The sound of boots grew louder.
‘There’s not enough room,’ I told her. ‘Please. Just get behind me.’
‘Why should I?’ She scowled at the boys who were now only a few steps away. ‘It’s not their road.’
‘Just—’
‘Get out of the way you idiots!’ shouted the flag bearer closest to us.
‘Who are you calling idiot?’ Lisa snapped back at him.
‘Get off the road, Lisa!’
As soon as I heard the boy call her by name, I realised that Lisa would know him from school. In fact, she would know most of them, but that didn’t change anything. She just pulled a face at the boy and lifted the front of the bike. ‘Keep going,’ she said to me. ‘Come on.’
‘No. Wait.’ I let go of the handlebars and hurried around the front of the bike, going to Lisa’s side. The bicycle was like a barrier between us and the parade. ‘Please,’ I said to her. ‘What’s the matter with you?’
‘It’s our road too.’ There was such a frown on her face now that I thought she might explode as she tugged on the bike, trying to make me go on.
‘Salute!’ one of the boys shouted at us, but we could hardly hear his voice over the sound of the trumpets and drums that were now just a few steps away. Their rhythm pounded in our ears like the heartbeat of an angry beast.
More of the boys had noticed us now. As we wrestled with the bike, most of the drummers turned to glare at us as they passed. Their hands worked like pistons, the drumsticks rising and falling like hammers.
To one side of us, the bystanders stood on the pavement with their arms outstretched in salute. On the other, the boys marched and drummed.
Lisa and I were sandwiched between them, and I felt more and more trapped as the boys paraded past and more faces turned to watch us.
‘Move!’ said one as he jostled past.
‘Out of the way, you idiots!’ said another.
‘Salute!’
The closest drummer glared over his shoulder as he passed, and then the trumpeters were alongside us, each of them with his head facing forward, but his eyes turned to watch us.
Lisa nudged me aside and pulled at the handlebars, lifting the front wheel of the bike. ‘Come on,’ she said. ‘Keep going.’
‘Just wait.’ I reached across her and put my hand on hers, but she struggled, trying to snatch away, and for a moment, neither of us was holding the bicycle.
The trumpeters trumpeted. The drummers drummed. The marchers marched and sang with their boots thump-thump-thumping on the road.
And the bicycle toppled.
There was nothing I could do. Even though my eyes saw it in slow motion and my mind knew what was going to happen, my body just couldn’t keep up.
I tried to grab it. I stretched out both arms, but Lisa was too close to me, blocking me. The end of the handlebars brushed my fingertips as the bike went down. It fell sideways, towards the parade, just as the fifth row of Deutsches Jungvolk marched past.
The closest boy saw that it was going to collapse right into his path. He was about my age, but smaller, with cropped hair beneath his cap. He had a round face that was mottled with light freckles, and his pale eyes widened as soon as he realised what was happening. He tried to adjust his step, breaking time with the rest of the boys so that he could avoid the falling bicycle. The boy directly behind him hadn’t noticed, though, and he barrelled into Freckles, pushing him hard enough to reach the bicycle at exactly the right time for his foot to come down on top of the front wheel as it collapsed to the road.

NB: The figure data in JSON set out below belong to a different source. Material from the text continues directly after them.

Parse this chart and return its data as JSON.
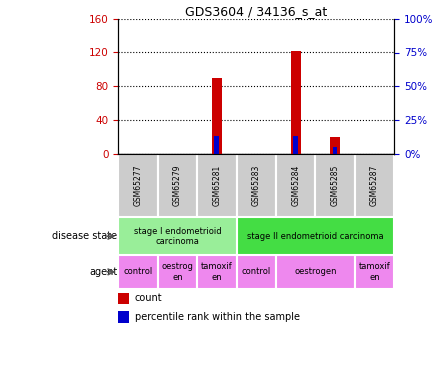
{
  "title": "GDS3604 / 34136_s_at",
  "samples": [
    "GSM65277",
    "GSM65279",
    "GSM65281",
    "GSM65283",
    "GSM65284",
    "GSM65285",
    "GSM65287"
  ],
  "count_values": [
    0,
    0,
    90,
    0,
    122,
    20,
    0
  ],
  "percentile_values": [
    0,
    0,
    13,
    0,
    13,
    5,
    0
  ],
  "ylim_left": [
    0,
    160
  ],
  "ylim_right": [
    0,
    100
  ],
  "yticks_left": [
    0,
    40,
    80,
    120,
    160
  ],
  "yticks_right": [
    0,
    25,
    50,
    75,
    100
  ],
  "ytick_labels_right": [
    "0%",
    "25%",
    "50%",
    "75%",
    "100%"
  ],
  "left_tick_color": "#cc0000",
  "right_tick_color": "#0000cc",
  "count_color": "#cc0000",
  "percentile_color": "#0000cc",
  "disease_state_groups": [
    {
      "label": "stage I endometrioid\ncarcinoma",
      "start": 0,
      "end": 3,
      "color": "#99ee99"
    },
    {
      "label": "stage II endometrioid carcinoma",
      "start": 3,
      "end": 7,
      "color": "#44dd44"
    }
  ],
  "agent_groups": [
    {
      "label": "control",
      "start": 0,
      "end": 1,
      "color": "#ee88ee"
    },
    {
      "label": "oestrog\nen",
      "start": 1,
      "end": 2,
      "color": "#ee88ee"
    },
    {
      "label": "tamoxif\nen",
      "start": 2,
      "end": 3,
      "color": "#ee88ee"
    },
    {
      "label": "control",
      "start": 3,
      "end": 4,
      "color": "#ee88ee"
    },
    {
      "label": "oestrogen",
      "start": 4,
      "end": 6,
      "color": "#ee88ee"
    },
    {
      "label": "tamoxif\nen",
      "start": 6,
      "end": 7,
      "color": "#ee88ee"
    }
  ],
  "sample_bg_color": "#cccccc",
  "disease_label": "disease state",
  "agent_label": "agent",
  "legend_count": "count",
  "legend_pct": "percentile rank within the sample"
}
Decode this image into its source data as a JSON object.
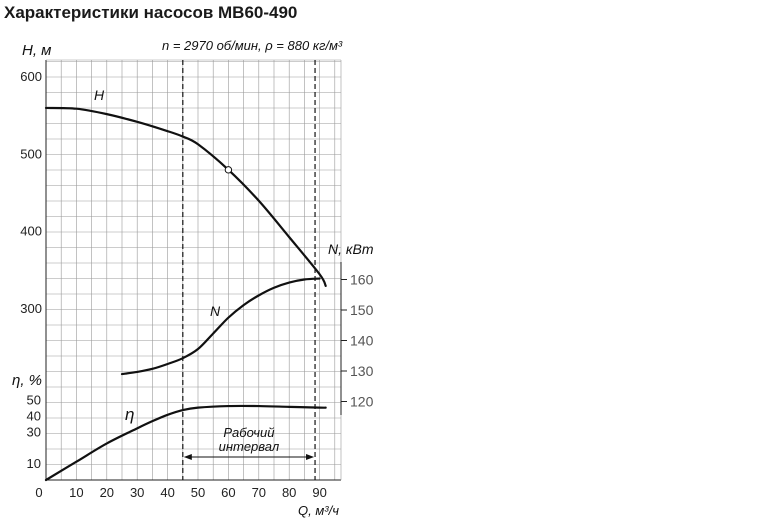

His ankle twisted on the spokes and he crumpled like an infantryman cut down on the battlefield. The boy behind couldn’t do anything other than crash into him, falling over his comrade as the next boy stumbled and tripped.
The three of them went down in a bundle of arms and legs, causing the boys in front to turn and wonder at the commotion, while the ones behind toppled over them in a heap.
After that, the parade collapsed into chaos.